Today, I’m sitting in a library realizing that I’m in a kind of personal finance funk lately and that I made a lot of personal finance mistakes these past years, but now I’m down the road so far that it’s hard to imagine going back and rethinking my choices. Things have been set into motion and objects altered based on the decisions that I’ve made and I’m finding it hard to fix matters. Today I’m going to write about my personal finance mistakes and the possible options I might have to alter them in a “talking to myself” format.
Money Trapped in the Equity of my House Problem
For a while, I was debt free and even afraid of debt. I created an accelerated debt repayment plan and executed it with a great degree of success. I knew that such a plan would guarantee that I force myself to stick to it and get it done. But on the negative side, now I have a good chunk of my money tied up in home equity that hasn’t really appreciated in my city much.
On the positive side, I had great peace of mind during “The Great Recession” since I was totally debt free during that period of time. I admit, it was a good move that made me almost stress free a good portion of the time during that horrible period.
So what am I complaining about? Well, when I started to make payments to pay off my house early, I knocked out a 7% borrowing rate, but later (during the last three or so years) I refinanced at 4.5%. Had I just pumped the money into my 401k (or other investments), I would have a much healthier balance today. I’m not saying that my balance today is unhealthy, but it would definitely be a larger amount.
So what is one thing that I can possible do?
Well, I could buy a new home and get a mortgage at the still relatively low rates, then take money from the sale of my exiting home and invest the money is some conservative investments that earn me a higher interest rate than my mortgage interest rate. This is one option that would free up my money, while at the same time take advantage of the lower debt interest rates. While I’m a little late to the boat on this one, it would still be to my advantage.

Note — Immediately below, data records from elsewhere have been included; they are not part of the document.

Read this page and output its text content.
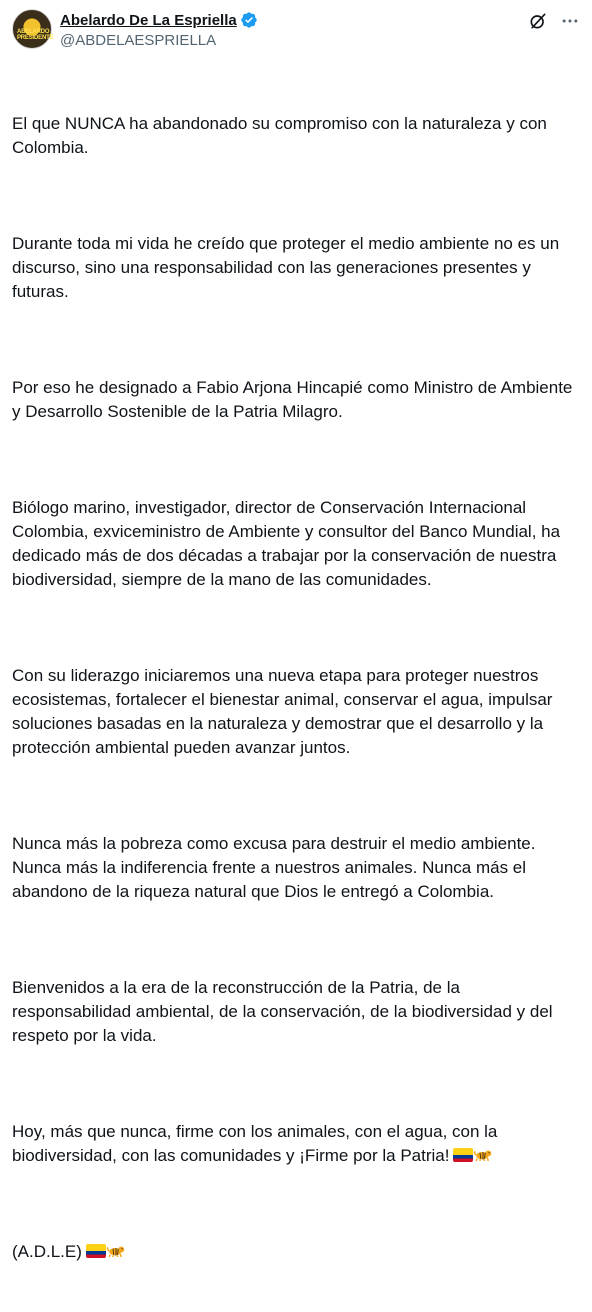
ABELARDO PRESIDENTE
Abelardo De La Espriella
@ABDELAESPRIELLA

El que NUNCA ha abandonado su compromiso con la naturaleza y con Colombia.

Durante toda mi vida he creído que proteger el medio ambiente no es un discurso, sino una responsabilidad con las generaciones presentes y futuras.

Por eso he designado a Fabio Arjona Hincapié como Ministro de Ambiente y Desarrollo Sostenible de la Patria Milagro.

Biólogo marino, investigador, director de Conservación Internacional Colombia, exviceministro de Ambiente y consultor del Banco Mundial, ha dedicado más de dos décadas a trabajar por la conservación de nuestra biodiversidad, siempre de la mano de las comunidades.

Con su liderazgo iniciaremos una nueva etapa para proteger nuestros ecosistemas, fortalecer el bienestar animal, conservar el agua, impulsar soluciones basadas en la naturaleza y demostrar que el desarrollo y la protección ambiental pueden avanzar juntos.

Nunca más la pobreza como excusa para destruir el medio ambiente. Nunca más la indiferencia frente a nuestros animales. Nunca más el abandono de la riqueza natural que Dios le entregó a Colombia.

Bienvenidos a la era de la reconstrucción de la Patria, de la responsabilidad ambiental, de la conservación, de la biodiversidad y del respeto por la vida.

Hoy, más que nunca, firme con los animales, con el agua, con la biodiversidad, con las comunidades y ¡Firme por la Patria!

(A.D.L.E)
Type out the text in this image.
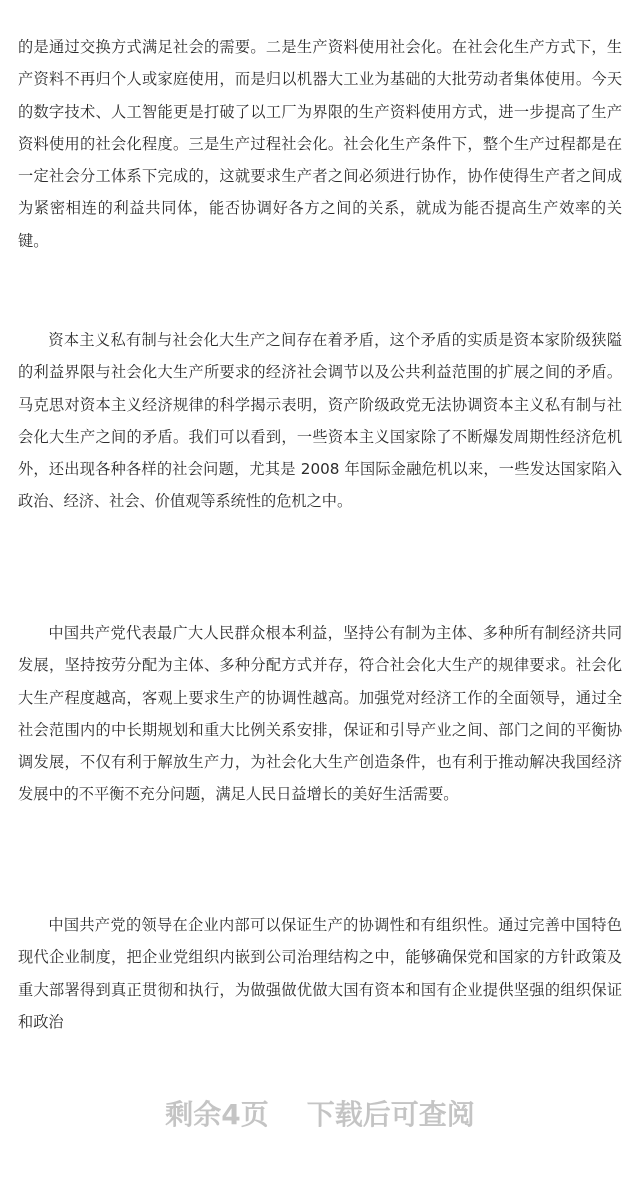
的是通过交换方式满足社会的需要。二是生产资料使用社会化。在社会化生产方式下，生产资料不再归个人或家庭使用，而是归以机器大工业为基础的大批劳动者集体使用。今天的数字技术、人工智能更是打破了以工厂为界限的生产资料使用方式，进一步提高了生产资料使用的社会化程度。三是生产过程社会化。社会化生产条件下，整个生产过程都是在一定社会分工体系下完成的，这就要求生产者之间必须进行协作，协作使得生产者之间成为紧密相连的利益共同体，能否协调好各方之间的关系，就成为能否提高生产效率的关键。

资本主义私有制与社会化大生产之间存在着矛盾，这个矛盾的实质是资本家阶级狭隘的利益界限与社会化大生产所要求的经济社会调节以及公共利益范围的扩展之间的矛盾。马克思对资本主义经济规律的科学揭示表明，资产阶级政党无法协调资本主义私有制与社会化大生产之间的矛盾。我们可以看到，一些资本主义国家除了不断爆发周期性经济危机外，还出现各种各样的社会问题，尤其是 2008 年国际金融危机以来，一些发达国家陷入政治、经济、社会、价值观等系统性的危机之中。

中国共产党代表最广大人民群众根本利益，坚持公有制为主体、多种所有制经济共同发展，坚持按劳分配为主体、多种分配方式并存，符合社会化大生产的规律要求。社会化大生产程度越高，客观上要求生产的协调性越高。加强党对经济工作的全面领导，通过全社会范围内的中长期规划和重大比例关系安排，保证和引导产业之间、部门之间的平衡协调发展，不仅有利于解放生产力，为社会化大生产创造条件，也有利于推动解决我国经济发展中的不平衡不充分问题，满足人民日益增长的美好生活需要。

中国共产党的领导在企业内部可以保证生产的协调性和有组织性。通过完善中国特色现代企业制度，把企业党组织内嵌到公司治理结构之中，能够确保党和国家的方针政策及重大部署得到真正贯彻和执行，为做强做优做大国有资本和国有企业提供坚强的组织保证和政治

剩余4页 下载后可查阅
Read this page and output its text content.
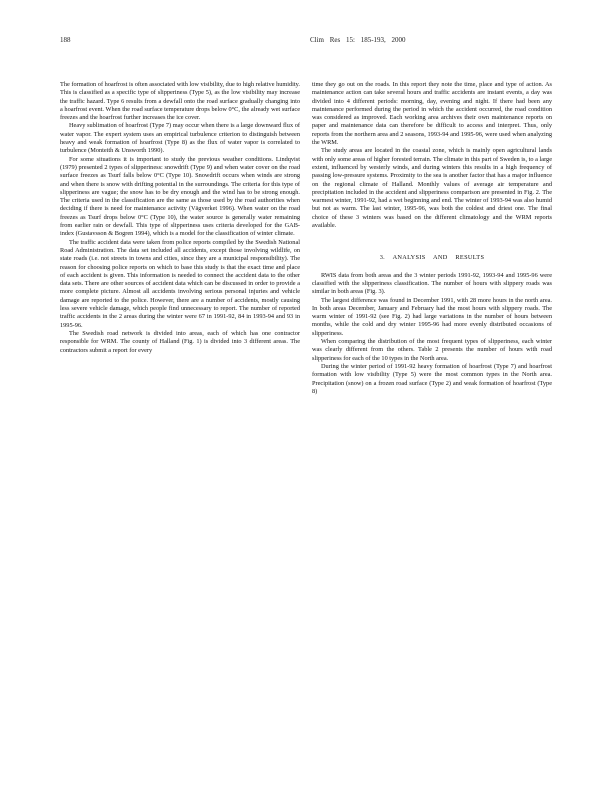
188	Clim Res 15: 185-193, 2000

The formation of hoarfrost is often associated with low visibility, due to high relative humidity. This is classified as a specific type of slipperiness (Type 5), as the low visibility may increase the traffic hazard. Type 6 results from a dewfall onto the road surface gradually changing into a hoarfrost event. When the road surface temperature drops below 0°C, the already wet surface freezes and the hoarfrost further increases the ice cover.

Heavy sublimation of hoarfrost (Type 7) may occur when there is a large downward flux of water vapor. The expert system uses an empirical turbulence criterion to distinguish between heavy and weak formation of hoarfrost (Type 8) as the flux of water vapor is correlated to turbulence (Monteith & Unsworth 1990).

For some situations it is important to study the previous weather conditions. Lindqvist (1979) presented 2 types of slipperiness: snowdrift (Type 9) and when water cover on the road surface freezes as Tsurf falls below 0°C (Type 10). Snowdrift occurs when winds are strong and when there is snow with drifting potential in the surroundings. The criteria for this type of slipperiness are vague; the snow has to be dry enough and the wind has to be strong enough. The criteria used in the classification are the same as those used by the road authorities when deciding if there is need for maintenance activity (Vägverket 1996). When water on the road freezes as Tsurf drops below 0°C (Type 10), the water source is generally water remaining from earlier rain or dewfall. This type of slipperiness uses criteria developed for the GAB-index (Gustavsson & Bogren 1994), which is a model for the classification of winter climate.

The traffic accident data were taken from police reports compiled by the Swedish National Road Administration. The data set included all accidents, except those involving wildlife, on state roads (i.e. not streets in towns and cities, since they are a municipal responsibility). The reason for choosing police reports on which to base this study is that the exact time and place of each accident is given. This information is needed to connect the accident data to the other data sets. There are other sources of accident data which can be discussed in order to provide a more complete picture. Almost all accidents involving serious personal injuries and vehicle damage are reported to the police. However, there are a number of accidents, mostly causing less severe vehicle damage, which people find unnecessary to report. The number of reported traffic accidents in the 2 areas during the winter were 67 in 1991-92, 84 in 1993-94 and 93 in 1995-96.

The Swedish road network is divided into areas, each of which has one contractor responsible for WRM. The county of Halland (Fig. 1) is divided into 3 different areas. The contractors submit a report for every

time they go out on the roads. In this report they note the time, place and type of action. As maintenance action can take several hours and traffic accidents are instant events, a day was divided into 4 different periods: morning, day, evening and night. If there had been any maintenance performed during the period in which the accident occurred, the road condition was considered as improved. Each working area archives their own maintenance reports on paper and maintenance data can therefore be difficult to access and interpret. Thus, only reports from the northern area and 2 seasons, 1993-94 and 1995-96, were used when analyzing the WRM.

The study areas are located in the coastal zone, which is mainly open agricultural lands with only some areas of higher forested terrain. The climate in this part of Sweden is, to a large extent, influenced by westerly winds, and during winters this results in a high frequency of passing low-pressure systems. Proximity to the sea is another factor that has a major influence on the regional climate of Halland. Monthly values of average air temperature and precipitation included in the accident and slipperiness comparison are presented in Fig. 2. The warmest winter, 1991-92, had a wet beginning and end. The winter of 1993-94 was also humid but not as warm. The last winter, 1995-96, was both the coldest and driest one. The final choice of these 3 winters was based on the different climatology and the WRM reports available.

3. ANALYSIS AND RESULTS

RWIS data from both areas and the 3 winter periods 1991-92, 1993-94 and 1995-96 were classified with the slipperiness classification. The number of hours with slippery roads was similar in both areas (Fig. 3).

The largest difference was found in December 1991, with 28 more hours in the north area. In both areas December, January and February had the most hours with slippery roads. The warm winter of 1991-92 (see Fig. 2) had large variations in the number of hours between months, while the cold and dry winter 1995-96 had more evenly distributed occasions of slipperiness.

When comparing the distribution of the most frequent types of slipperiness, each winter was clearly different from the others. Table 2 presents the number of hours with road slipperiness for each of the 10 types in the North area.

During the winter period of 1991-92 heavy formation of hoarfrost (Type 7) and hoarfrost formation with low visibility (Type 5) were the most common types in the North area. Precipitation (snow) on a frozen road surface (Type 2) and weak formation of hoarfrost (Type 8)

My Portfolio is Out of Balance
Overall, I’ve done well in the stock market these past few years, and this creates a most unusual problem for me. My stock portfolio has too many speculative stocks that now make up a percentage that is too high for my portfolio. While on the surface this might not seem bad, after all one want speculative stock jump up in value, right? But the problem is that such stocks also can drop just as quickly.
What I’ve done, and still need to do…
First, I’ve already sold some of the stock when it was double what I initially invested, so I took my initial investment out (this was awesome)! Unfortunately, my shares kept rising so much that I stopped this basic rule and started letting it ride (boo). While I’m still up in the stocks that I left alone, they have come down a bit so that I just left them alone now. What I need to do is take the hit and take out my principal as I should have done at the beginning of this year when the stocks were up over 100% vs my investment in them.
Next, once I sell my speculative winners and losers, I need to invest the money in some stocks like dividend stocks or something more stable.
So neither of my personal finance problems are unfixable, but sometimes they seem that way. The steps to resolve such financial imbalances is to think it through, develop a plan, then execute it.